3. Work with the medical team
When the family of the patient is allied with the medical care team, the patient’s care plan can be executed more easily. At the end of the day, being on the same page regarding the care plan as well as on board with all that you may need to do can be critically important to the patient’s overall care.
In addition, being involved in all aspects of your loved one’s medical care allows you to see the course of treatment and stay on top of coordinating all their care. There are times when mistakes can be detected and averted as a result of your bird’s-eye view of the treatment plan.
4. Stay positive
Showing your support and genuine care for the well-being and recovery of your loved one will help her get better quicker. Studies show that those who have a more positive outlook on life, in general, have more positive outcomes when struck by a serious disease.
Your positive, comforting presence can help put your loved one in a better frame of mind. This will, in turn, may help them have a more positive attitude. It will also give them a greater chance of a positive outcome in their recovery. Try to keep your loved one upbeat. Provide them with the encouragement and hope that everything will be okay.
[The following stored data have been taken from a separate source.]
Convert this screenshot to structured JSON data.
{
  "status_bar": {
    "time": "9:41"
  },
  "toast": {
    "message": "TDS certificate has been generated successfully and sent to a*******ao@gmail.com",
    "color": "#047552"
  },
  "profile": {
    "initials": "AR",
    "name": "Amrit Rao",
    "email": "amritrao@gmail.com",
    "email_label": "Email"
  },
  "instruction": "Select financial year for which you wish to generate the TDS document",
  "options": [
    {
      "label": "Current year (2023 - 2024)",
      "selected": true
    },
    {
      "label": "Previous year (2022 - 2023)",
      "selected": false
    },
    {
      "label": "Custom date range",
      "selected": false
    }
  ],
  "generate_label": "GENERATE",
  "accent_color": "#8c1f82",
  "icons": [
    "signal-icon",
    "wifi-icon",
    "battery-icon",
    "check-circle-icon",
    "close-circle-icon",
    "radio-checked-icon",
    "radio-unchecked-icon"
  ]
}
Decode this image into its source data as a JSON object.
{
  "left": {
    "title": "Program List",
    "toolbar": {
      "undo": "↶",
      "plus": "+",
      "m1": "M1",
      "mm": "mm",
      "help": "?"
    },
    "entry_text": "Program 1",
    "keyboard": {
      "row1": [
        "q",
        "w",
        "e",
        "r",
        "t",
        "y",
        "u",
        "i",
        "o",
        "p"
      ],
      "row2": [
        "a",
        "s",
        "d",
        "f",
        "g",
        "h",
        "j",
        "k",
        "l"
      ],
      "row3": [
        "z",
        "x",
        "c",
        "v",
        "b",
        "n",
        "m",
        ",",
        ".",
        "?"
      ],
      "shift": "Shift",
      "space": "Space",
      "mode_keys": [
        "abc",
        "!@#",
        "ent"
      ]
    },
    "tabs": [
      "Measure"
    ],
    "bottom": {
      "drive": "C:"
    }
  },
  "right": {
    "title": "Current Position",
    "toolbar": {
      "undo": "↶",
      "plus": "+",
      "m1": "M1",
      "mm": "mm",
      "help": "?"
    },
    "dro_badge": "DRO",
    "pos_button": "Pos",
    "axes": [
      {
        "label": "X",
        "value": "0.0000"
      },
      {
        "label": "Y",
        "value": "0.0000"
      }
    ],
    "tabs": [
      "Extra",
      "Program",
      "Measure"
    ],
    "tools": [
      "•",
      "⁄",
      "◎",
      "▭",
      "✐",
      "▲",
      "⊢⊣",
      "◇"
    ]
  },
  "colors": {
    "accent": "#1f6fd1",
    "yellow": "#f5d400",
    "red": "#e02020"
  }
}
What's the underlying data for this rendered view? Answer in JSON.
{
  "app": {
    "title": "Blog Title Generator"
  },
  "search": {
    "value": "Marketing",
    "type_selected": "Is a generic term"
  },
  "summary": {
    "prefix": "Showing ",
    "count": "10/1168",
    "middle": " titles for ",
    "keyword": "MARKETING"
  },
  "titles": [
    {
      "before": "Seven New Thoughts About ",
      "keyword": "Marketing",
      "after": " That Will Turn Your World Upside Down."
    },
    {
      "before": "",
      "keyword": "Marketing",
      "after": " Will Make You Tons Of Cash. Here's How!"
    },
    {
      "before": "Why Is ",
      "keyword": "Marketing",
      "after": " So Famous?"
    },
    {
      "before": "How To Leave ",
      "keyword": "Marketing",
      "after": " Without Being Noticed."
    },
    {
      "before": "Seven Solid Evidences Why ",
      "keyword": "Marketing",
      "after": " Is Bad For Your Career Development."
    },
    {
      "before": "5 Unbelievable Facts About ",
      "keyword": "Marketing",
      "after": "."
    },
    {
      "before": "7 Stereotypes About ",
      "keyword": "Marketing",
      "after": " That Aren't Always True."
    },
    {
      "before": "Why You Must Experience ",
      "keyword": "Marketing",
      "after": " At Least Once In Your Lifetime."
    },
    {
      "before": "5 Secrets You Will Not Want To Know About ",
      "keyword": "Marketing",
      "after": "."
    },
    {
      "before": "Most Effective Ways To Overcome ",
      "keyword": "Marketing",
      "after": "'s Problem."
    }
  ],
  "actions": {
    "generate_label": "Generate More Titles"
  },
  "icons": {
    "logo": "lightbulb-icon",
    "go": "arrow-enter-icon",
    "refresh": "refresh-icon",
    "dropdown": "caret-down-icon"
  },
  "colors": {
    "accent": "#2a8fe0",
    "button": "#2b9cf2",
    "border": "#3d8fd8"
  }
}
It is truly amazing how the mind possesses tremendous powers that it can actually change the physical state of the body. Dr. John E. Sarno wrote several books on the topic of healing back pain through your mind, and his theory can be applied to many conditions. This an enormously powerful tool that if utilized properly will make the situation more pleasant for all.
5. Be visibly active
When the medical team sees a family that is actively involved in the health care of their patient, they, in turn, do their job with greater dedication.
Show your appreciation to the nurses, doctors or health aides. It will go a long way. Medical professionals work tirelessly on behalf of their patients. It is often an exhausting and thankless job.
Show your thanks via a box of chocolate or some other small gift. This can encourage them to look out for your loved one and provide better care.
In general, it is against policy for nurses and doctors to accept large or expensive gifts. However, small gestures of appreciation are usually ok and much appreciated!
Related content: Family Caregivers – Unsung, Unpaid Heroes of Healthcare
The bottom line
Be there for your loved one, advocate for them, and spend time with them as it’s crucial for their recovery. And if you were in their situation you would want them to be there for you.